Cosa sarebbe cambiato?
Era il 1616 e le feste avrebbero potuto essere organizzate soltanto dietro richiesta ufficiale degli interessati. Come dire “Se ci saranno disordini i colpevoli siete voi”!
Dall’anno successivo la “Signora” permise di mascherarsi soltanto con abiti poco vistosi, esclusivamente durante il giorno ed entro le mura castellane.
Ma ecco individuate altre infrazioni, che evidentemente erano abituali e vi si pose freno: essere armati, travestirsi da religiosi, festeggiare sui sagrati delle chiese, esprimersi con parole irriverenti, infastidire ed offendere persone e, vista la stagione invernale, “gettarsi neve l’un l’altro”.
Ciò non significa che Bianca fosse contraria ai festeggiamenti, infatti, visto che i partecipanti erano soprattutto giovani, ai quali spettava giustamente divertirsi, ella precisò che “gli spassi dovevano pigliarsi sì, ma ... modestamente!”.

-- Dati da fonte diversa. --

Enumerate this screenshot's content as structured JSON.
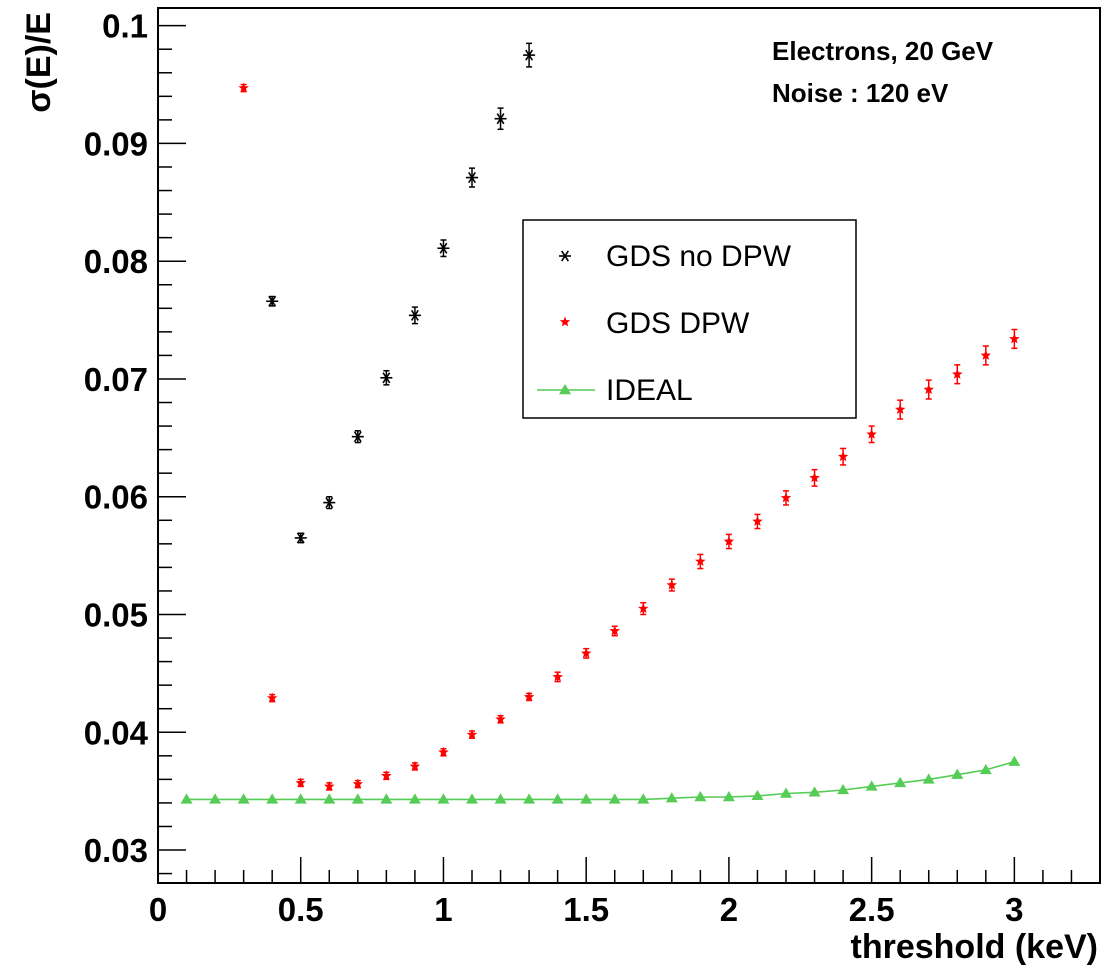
{
  "chart_data": {
    "type": "scatter",
    "title": "",
    "xlabel": "threshold (keV)",
    "ylabel": "σ(E)/E",
    "xlim": [
      0,
      3.3
    ],
    "ylim": [
      0.0272,
      0.1015
    ],
    "x_ticks": [
      "0",
      "0.5",
      "1",
      "1.5",
      "2",
      "2.5",
      "3"
    ],
    "y_ticks": [
      "0.03",
      "0.04",
      "0.05",
      "0.06",
      "0.07",
      "0.08",
      "0.09",
      "0.1"
    ],
    "annotations": [
      "Electrons, 20 GeV",
      "Noise : 120 eV"
    ],
    "legend_position": "center-right",
    "grid": false,
    "series": [
      {
        "name": "GDS no DPW",
        "marker": "asterisk",
        "color": "#000000",
        "x": [
          0.4,
          0.5,
          0.6,
          0.7,
          0.8,
          0.9,
          1.0,
          1.1,
          1.2,
          1.3
        ],
        "y": [
          0.0766,
          0.0565,
          0.0595,
          0.0651,
          0.0701,
          0.0754,
          0.0811,
          0.0871,
          0.0921,
          0.0975
        ],
        "err": [
          0.0004,
          0.0004,
          0.0005,
          0.0005,
          0.0006,
          0.0007,
          0.0007,
          0.0008,
          0.0009,
          0.001
        ]
      },
      {
        "name": "GDS DPW",
        "marker": "star",
        "color": "#ff0000",
        "x": [
          0.3,
          0.4,
          0.5,
          0.6,
          0.7,
          0.8,
          0.9,
          1.0,
          1.1,
          1.2,
          1.3,
          1.4,
          1.5,
          1.6,
          1.7,
          1.8,
          1.9,
          2.0,
          2.1,
          2.2,
          2.3,
          2.4,
          2.5,
          2.6,
          2.7,
          2.8,
          2.9,
          3.0
        ],
        "y": [
          0.0947,
          0.0429,
          0.0357,
          0.0354,
          0.0356,
          0.0363,
          0.0371,
          0.0383,
          0.0398,
          0.0411,
          0.043,
          0.0447,
          0.0467,
          0.0486,
          0.0505,
          0.0525,
          0.0545,
          0.0562,
          0.0579,
          0.0599,
          0.0616,
          0.0634,
          0.0653,
          0.0674,
          0.0691,
          0.0704,
          0.072,
          0.0734
        ],
        "err": [
          0.0003,
          0.0003,
          0.0003,
          0.0003,
          0.0003,
          0.0003,
          0.0003,
          0.0003,
          0.0003,
          0.0003,
          0.0003,
          0.0004,
          0.0004,
          0.0004,
          0.0005,
          0.0005,
          0.0006,
          0.0006,
          0.0006,
          0.0006,
          0.0007,
          0.0007,
          0.0007,
          0.0008,
          0.0008,
          0.0008,
          0.0008,
          0.0008
        ]
      },
      {
        "name": "IDEAL",
        "marker": "triangle",
        "color": "#55cc55",
        "line": true,
        "x": [
          0.1,
          0.2,
          0.3,
          0.4,
          0.5,
          0.6,
          0.7,
          0.8,
          0.9,
          1.0,
          1.1,
          1.2,
          1.3,
          1.4,
          1.5,
          1.6,
          1.7,
          1.8,
          1.9,
          2.0,
          2.1,
          2.2,
          2.3,
          2.4,
          2.5,
          2.6,
          2.7,
          2.8,
          2.9,
          3.0
        ],
        "y": [
          0.0343,
          0.0343,
          0.0343,
          0.0343,
          0.0343,
          0.0343,
          0.0343,
          0.0343,
          0.0343,
          0.0343,
          0.0343,
          0.0343,
          0.0343,
          0.0343,
          0.0343,
          0.0343,
          0.0343,
          0.0344,
          0.0345,
          0.0345,
          0.0346,
          0.0348,
          0.0349,
          0.0351,
          0.0354,
          0.0357,
          0.036,
          0.0364,
          0.0368,
          0.0375
        ]
      }
    ]
  }
}
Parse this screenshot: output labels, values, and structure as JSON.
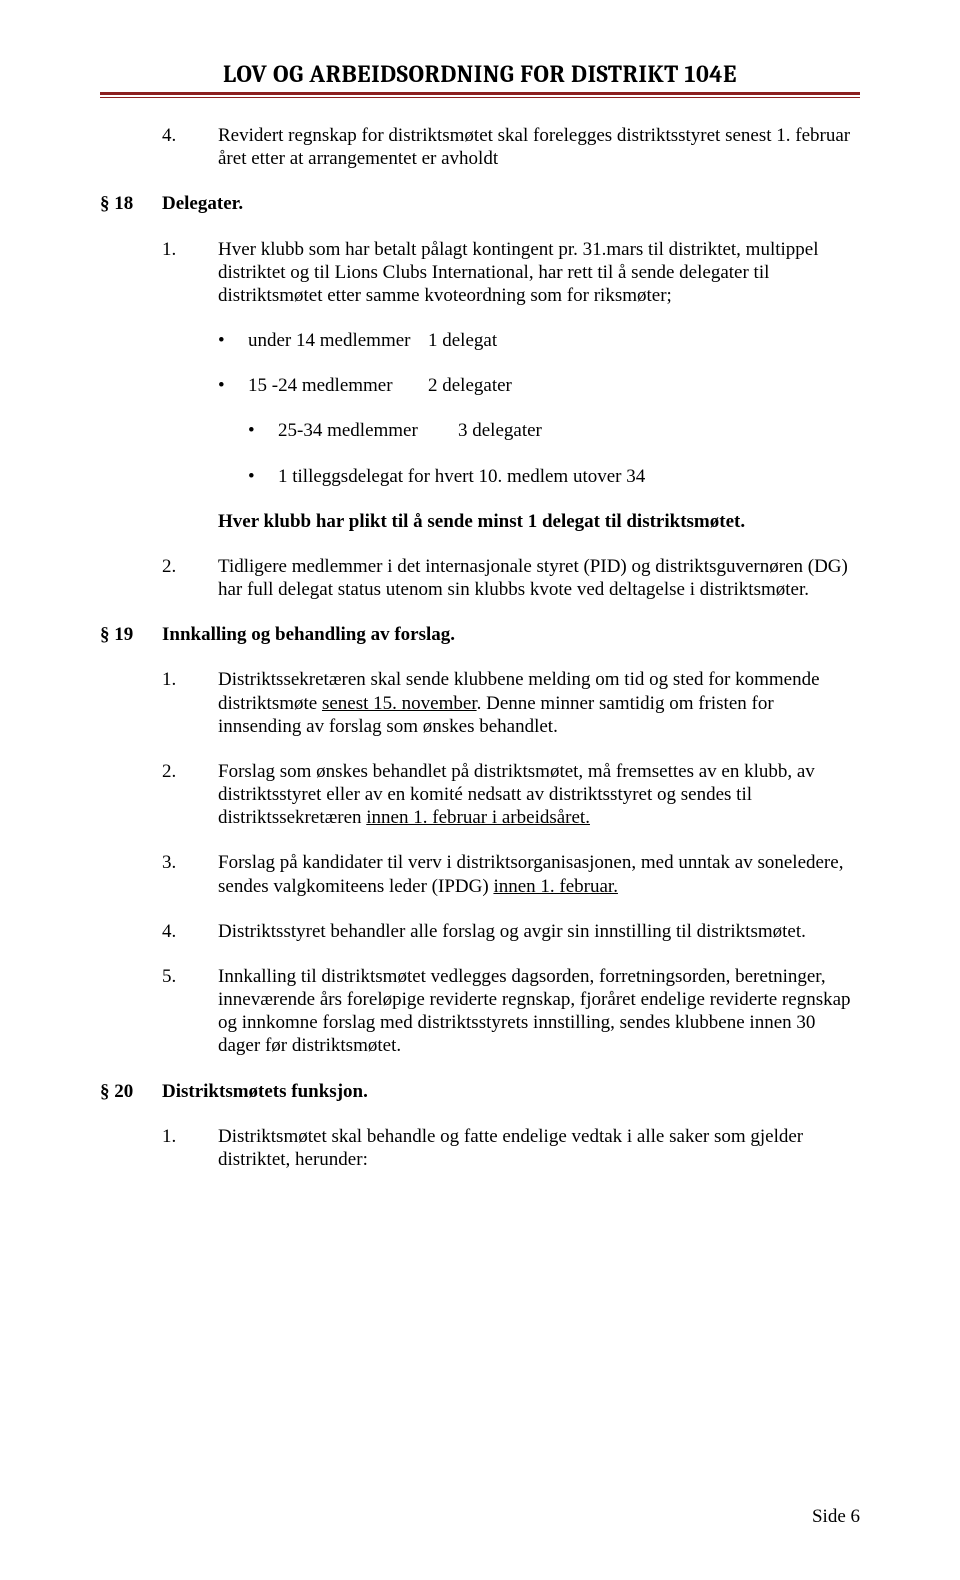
{
  "header": {
    "title": "LOV OG ARBEIDSORDNING FOR DISTRIKT 104E"
  },
  "items": {
    "p4": {
      "num": "4.",
      "text": "Revidert regnskap for distriktsmøtet skal forelegges distriktsstyret senest 1. februar året etter at arrangementet er avholdt"
    },
    "s18": {
      "section": "§ 18",
      "heading": "Delegater."
    },
    "s18_1_a": "Hver klubb som har betalt pålagt kontingent pr. 31.mars til distriktet, multippel distriktet og til Lions Clubs International, har rett til å sende delegater til distriktsmøtet etter samme kvoteordning som for riksmøter;",
    "s18_1_num": "1.",
    "bullets": {
      "b1": {
        "label": "under 14 medlemmer",
        "val": "1 delegat"
      },
      "b2": {
        "label": "15 -24 medlemmer",
        "val": "2 delegater"
      },
      "b3": {
        "label": "25-34 medlemmer",
        "val": "3 delegater"
      },
      "b4": "1 tilleggsdelegat for hvert 10. medlem utover 34"
    },
    "s18_bold": "Hver klubb har plikt til å sende minst 1 delegat til distriktsmøtet.",
    "s18_2": {
      "num": "2.",
      "text": "Tidligere medlemmer i det internasjonale styret (PID) og distriktsguvernøren (DG) har full delegat status utenom sin klubbs kvote ved deltagelse i distriktsmøter."
    },
    "s19": {
      "section": "§ 19",
      "heading": "Innkalling og behandling av forslag."
    },
    "s19_1": {
      "num": "1.",
      "pre": "Distriktssekretæren skal sende klubbene melding om tid og sted for kommende distriktsmøte ",
      "u": "senest 15. november",
      "post": ". Denne minner samtidig om fristen for innsending av forslag som ønskes behandlet."
    },
    "s19_2": {
      "num": "2.",
      "pre": "Forslag som ønskes behandlet på distriktsmøtet, må fremsettes av en klubb, av distriktsstyret eller av en komité nedsatt av distriktsstyret og sendes til distriktssekretæren ",
      "u": "innen 1. februar i arbeidsåret."
    },
    "s19_3": {
      "num": "3.",
      "pre": "Forslag på kandidater til verv i distriktsorganisasjonen, med unntak av soneledere, sendes valgkomiteens leder (IPDG) ",
      "u": "innen 1. februar."
    },
    "s19_4": {
      "num": "4.",
      "text": "Distriktsstyret behandler alle forslag og avgir sin innstilling til distriktsmøtet."
    },
    "s19_5": {
      "num": "5.",
      "text": "Innkalling til distriktsmøtet vedlegges dagsorden, forretningsorden, beretninger, inneværende års foreløpige reviderte regnskap, fjoråret endelige reviderte regnskap og innkomne forslag med distriktsstyrets innstilling, sendes klubbene innen 30 dager før distriktsmøtet."
    },
    "s20": {
      "section": "§ 20",
      "heading": "Distriktsmøtets funksjon."
    },
    "s20_1": {
      "num": "1.",
      "text": "Distriktsmøtet skal behandle og fatte endelige vedtak i alle saker som gjelder distriktet, herunder:"
    }
  },
  "footer": {
    "text": "Side 6"
  }
}
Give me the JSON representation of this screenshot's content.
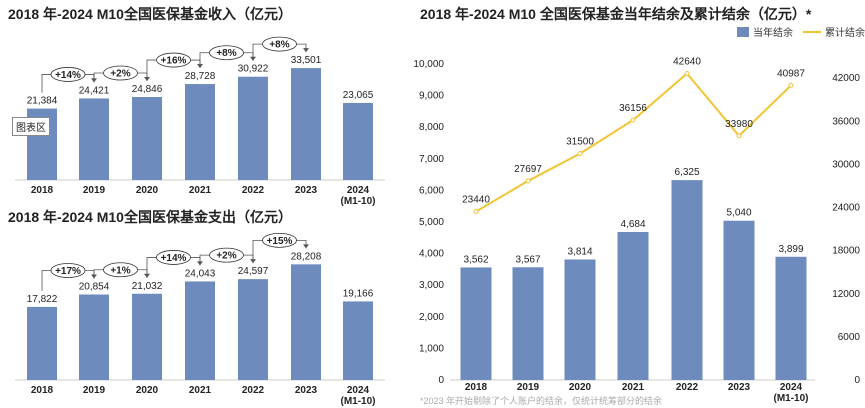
{
  "colors": {
    "bar": "#6d8bbd",
    "line": "#f4c430",
    "text": "#222222"
  },
  "tooltip": "图表区",
  "footnote": "*2023 年开始剔除了个人账户的结余，仅统计统筹部分的结余",
  "chart_data": [
    {
      "type": "bar",
      "title": "2018 年-2024 M10全国医保基金收入（亿元）",
      "categories": [
        "2018",
        "2019",
        "2020",
        "2021",
        "2022",
        "2023",
        "2024\n(M1-10)"
      ],
      "values": [
        21384,
        24421,
        24846,
        28728,
        30922,
        33501,
        23065
      ],
      "labels": [
        "21,384",
        "24,421",
        "24,846",
        "28,728",
        "30,922",
        "33,501",
        "23,065"
      ],
      "growth": [
        "+14%",
        "+2%",
        "+16%",
        "+8%",
        "+8%"
      ]
    },
    {
      "type": "bar",
      "title": "2018 年-2024 M10全国医保基金支出（亿元）",
      "categories": [
        "2018",
        "2019",
        "2020",
        "2021",
        "2022",
        "2023",
        "2024\n(M1-10)"
      ],
      "values": [
        17822,
        20854,
        21032,
        24043,
        24597,
        28208,
        19166
      ],
      "labels": [
        "17,822",
        "20,854",
        "21,032",
        "24,043",
        "24,597",
        "28,208",
        "19,166"
      ],
      "growth": [
        "+17%",
        "+1%",
        "+14%",
        "+2%",
        "+15%"
      ]
    },
    {
      "type": "bar+line",
      "title": "2018 年-2024 M10 全国医保基金当年结余及累计结余（亿元）*",
      "categories": [
        "2018",
        "2019",
        "2020",
        "2021",
        "2022",
        "2023",
        "2024\n(M1-10)"
      ],
      "series": [
        {
          "name": "当年结余",
          "type": "bar",
          "axis": "left",
          "values": [
            3562,
            3567,
            3814,
            4684,
            6325,
            5040,
            3899
          ],
          "labels": [
            "3,562",
            "3,567",
            "3,814",
            "4,684",
            "6,325",
            "5,040",
            "3,899"
          ]
        },
        {
          "name": "累计结余",
          "type": "line",
          "axis": "right",
          "values": [
            23440,
            27697,
            31500,
            36156,
            42640,
            33980,
            40987
          ],
          "labels": [
            "23440",
            "27697",
            "31500",
            "36156",
            "42640",
            "33980",
            "40987"
          ]
        }
      ],
      "ylim_left": [
        0,
        10000
      ],
      "yticks_left": [
        "0",
        "1,000",
        "2,000",
        "3,000",
        "4,000",
        "5,000",
        "6,000",
        "7,000",
        "8,000",
        "9,000",
        "10,000"
      ],
      "ylim_right": [
        0,
        48000
      ],
      "yticks_right": [
        "0",
        "6000",
        "12000",
        "18000",
        "24000",
        "30000",
        "36000",
        "42000"
      ],
      "legend": "top-right",
      "grid": false
    }
  ]
}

Questo esigeva che si realizzasse nel Castello da lei governato.
All’epoca, troviamo simili restrizioni anche in altre gride (in questo modo erano chiamati i decreti perché gridati in pubblico) del Marchesato di Vignola e del duca d’Este a Modena.
Possiamo così supporre che, fatte le giuste proporzioni, i festeggiamenti di allora rasentassero la trasgressività, un po’ come certi raduni dei ragazzi di oggi.
L’esuberanza giovanile non ha tempo!